Aged 39. Connecticut, USA.

Being a marginalized person (black, female, and Muslim) means fighting a war on two fronts. We have to fight racism from our enemies as well as our allies. Making islamophobia and racism moral issues mean you get to feel good if you’re not actively participating, even when you’re not doing anything to challenge the status quo. Being an ally is about what you do – not what you refrain from.

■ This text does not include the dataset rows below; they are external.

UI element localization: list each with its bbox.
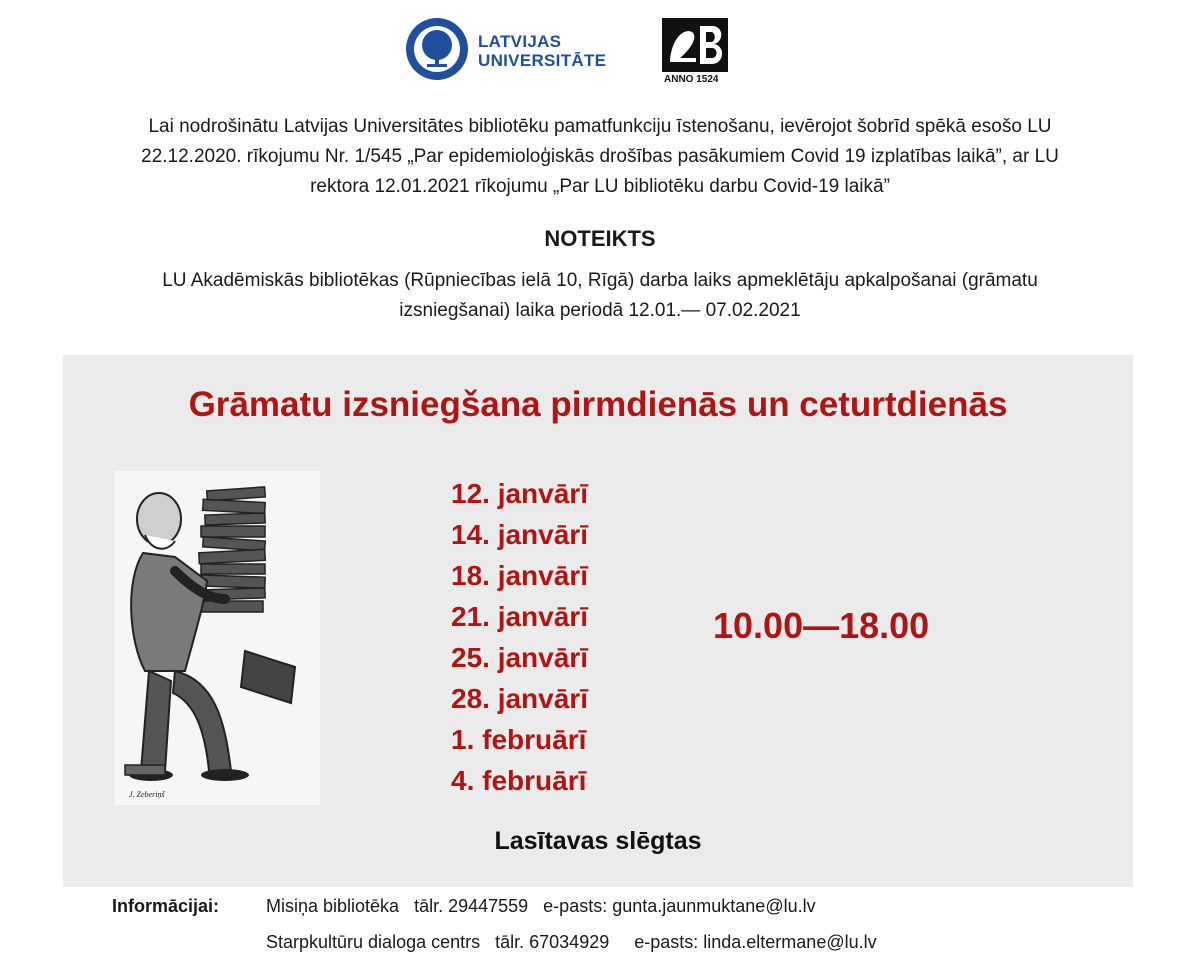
university-logo-line-1: LATVIJAS (478, 32, 562, 51)
intro-line: Lai nodrošinātu Latvijas Universitātes bibliotēku pamatfunkciju īstenošanu, ievērojot šobrīd spēkā esošo LU (148, 116, 1052, 137)
subject-line: LU Akadēmiskās bibliotēkas (Rūpniecības ielā 10, Rīgā) darba laiks apmeklētāju apkalpošanai (grāmatu (162, 270, 1038, 291)
subject-paragraph (60, 266, 1140, 326)
schedule-panel (63, 355, 1133, 887)
anniversary-logo (662, 18, 730, 90)
header-logos (0, 14, 1200, 94)
contacts-label: Informācijai: (112, 896, 220, 916)
reading-rooms-closed-note: Lasītavas slēgtas (494, 827, 702, 855)
contact-row-starpkulturu: Starpkultūru dialoga centrs tālr. 67034929 e-pasts: linda.eltermane@lu.lv (266, 932, 877, 952)
panel-title: Grāmatu izsniegšana pirmdienās un ceturtdienās (188, 385, 1008, 424)
dates-list (451, 473, 588, 801)
date-item: 1. februārī (451, 724, 587, 755)
anniversary-monogram-icon (662, 18, 728, 72)
anniversary-logo-text: ANNO 1524 (664, 74, 719, 85)
university-logo (404, 16, 609, 84)
intro-line: rektora 12.01.2021 rīkojumu „Par LU bibliotēku darbu Covid-19 laikā” (310, 176, 890, 197)
date-item: 28. janvārī (451, 683, 588, 714)
date-item: 4. februārī (451, 765, 587, 796)
university-logo-line-2: UNIVERSITĀTE (478, 51, 607, 70)
subject-line: izsniegšanai) laika periodā 12.01.— 07.02.2021 (399, 300, 801, 321)
university-seal-icon (404, 16, 470, 82)
decree-title: NOTEIKTS (544, 226, 656, 251)
opening-hours: 10.00—18.00 (713, 605, 930, 646)
date-item: 14. janvārī (451, 519, 588, 550)
intro-paragraph (60, 112, 1140, 202)
scholar-with-books-illustration (115, 471, 320, 805)
contact-row-misina: Misiņa bibliotēka tālr. 29447559 e-pasts: gunta.jaunmuktane@lu.lv (266, 896, 816, 916)
date-item: 21. janvārī (451, 601, 588, 632)
illustration-signature: J. Zeberiņš (129, 790, 165, 799)
scholar-books-drawing-icon (115, 471, 320, 805)
date-item: 12. janvārī (451, 478, 588, 509)
intro-line: 22.12.2020. rīkojumu Nr. 1/545 „Par epidemioloģiskās drošības pasākumiem Covid 19 izplatības laikā”, ar LU (141, 146, 1059, 167)
date-item: 18. janvārī (451, 560, 588, 591)
date-item: 25. janvārī (451, 642, 588, 673)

An ally listens without defensiveness and creates spaces within their institutions for us to speak and do our own work (we don’t need others to speak for us). An ally puts something on the line. Being an ally means not being okay with institutional racism because it doesn’t concern you. 

Asiila Imani

Aged 60. California, USA.

Which am I first, Muslim or Black?

For the most part, it’s a dual identity that has not been too much of a problem. I refuse to be vexed by people’s attitudes about either. What does vex me, however, is how such a large number of the Ummah has got it so warped; “it” being the fear and hatred of the ‘dark.’  Especially strange are the color-struck Muslims from the Middle East and South Asia. How often do they belittle their own darker friends, children, and family?

The first humans, Adam and Hawah (our original parents) were made from BLACK mud. As their descendants, we too, in essence, are made of the same.

God ranks us by our level of piety; we are Muslims FIRST before anything else. It’s an incredibly simple concept, yet the illusion of race equality amongst too many of Islam’s adherents is not in line with the truth and spirit of our religion. One’s color cannot possibly make one inherently better than anyone else. Isn’t Quran clear that Allah created different tribes and nations so that He can witness how we behave with each other?

Anyway, this 60-year-old American-born mostly-African Muslim woman been done figured out Amerikkka’s race issues. And 38 years after taking my shahadah, I understand why entire cultures of Muslims have such self-hatred and exaggerated pride. I’ve seen (and experienced) this disjointed “racial” worldview – and find it a sad commentary on our state of being.

A Rastafarian once told me, “The greatest test in this world is how people treat their black-skinned brethren.”

I’m beginning to see the truth in that.